Building a network of compassion, as Fr. Gray puts it, is the core lesson of the Good Samaritan. The Good Samaritan, upon seeing the victim, “was moved with compassion at the sight.”
He approached the victim, poured oil and wine over his wounds, and bandaged them. The eye of his heart saw the victim’s plight and his hands went to work.
He then enlisted the help of “his own animal” and the innkeeper. It is the building of this network of compassion that integrates the learning of the head-heart-hands.
When the Lord tells the scholar of the law to “go and do likewise,” it is a prescription not just for this one man, but for all of us—to build a network of compassion.
Partnerships
Last week, for two days, our work with public schools focusing on Senior High School which started this school year with Grade 11, brought us to all six of the congressional districts of Quezon City, where we held a Recruitment Caravan attended by close to 9,000 public school students and hundreds of parents, teachers and principals.
We pitched the four public Senior High Schools that we helped open, in collaboration with the local government and the Department of Education’s Division Office in Quezon City.
We emphasized that these schools are fruits of partnerships between the public sector on the one hand and the private sector on the other, including industry leaders in each of our four schools (Media Arts, Performing Arts, Sports and Maritime).
Citing these partnerships and the presence of their parents, teachers and principals, we told the thousands of students that these alliances are formed and are there for them—to nurture dreams, knowing there are schools that can help them make these dreams a reality.
This is an effort to build a network of compassion on an institutional level.

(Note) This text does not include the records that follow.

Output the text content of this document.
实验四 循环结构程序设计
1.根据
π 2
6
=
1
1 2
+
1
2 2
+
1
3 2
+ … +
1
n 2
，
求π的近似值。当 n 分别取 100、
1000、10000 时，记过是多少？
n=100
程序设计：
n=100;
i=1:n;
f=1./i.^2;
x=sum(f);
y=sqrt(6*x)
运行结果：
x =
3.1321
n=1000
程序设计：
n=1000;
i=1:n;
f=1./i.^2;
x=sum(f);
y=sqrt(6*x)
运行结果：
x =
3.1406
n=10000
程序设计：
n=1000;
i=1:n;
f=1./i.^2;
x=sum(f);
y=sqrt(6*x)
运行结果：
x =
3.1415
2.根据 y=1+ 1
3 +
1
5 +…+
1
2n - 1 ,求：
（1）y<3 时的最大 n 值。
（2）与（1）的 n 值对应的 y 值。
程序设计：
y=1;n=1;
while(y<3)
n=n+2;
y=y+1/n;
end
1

But in the end it is the men and women of compassion that make this network compassionate—men and women who, in Ignatius’ “tip,” will enter the door of our youth in the public schools and make possible dreams and the fulfillment of these dreams.

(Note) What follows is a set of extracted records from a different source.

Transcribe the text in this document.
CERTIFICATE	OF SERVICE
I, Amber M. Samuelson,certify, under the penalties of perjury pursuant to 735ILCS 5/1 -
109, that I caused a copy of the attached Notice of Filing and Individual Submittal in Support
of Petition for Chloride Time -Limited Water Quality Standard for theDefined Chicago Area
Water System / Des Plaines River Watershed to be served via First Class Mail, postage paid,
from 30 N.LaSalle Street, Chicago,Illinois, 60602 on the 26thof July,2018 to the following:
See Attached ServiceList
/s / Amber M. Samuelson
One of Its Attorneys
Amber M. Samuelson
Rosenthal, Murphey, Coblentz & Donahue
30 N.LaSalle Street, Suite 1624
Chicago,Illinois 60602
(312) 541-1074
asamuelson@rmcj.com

Fr. James O’Brien, SJ, the founder of TD, always said that the program’s success in transforming the lives not just of the students in the public schools, but of the Ateneo seniors as well, was how the experience allows poverty to have a face— that of the young public school student who is tutored and cared for.
It is the eye of the heart that brings together the head and the hands, after which we follow Christ’s prescription to “go and do likewise.” Applying ourselves, in the words of Ignatius, “totus ad laborem,” giving ourselves totally to the work, with hearts, heads and hands building a network of compassion.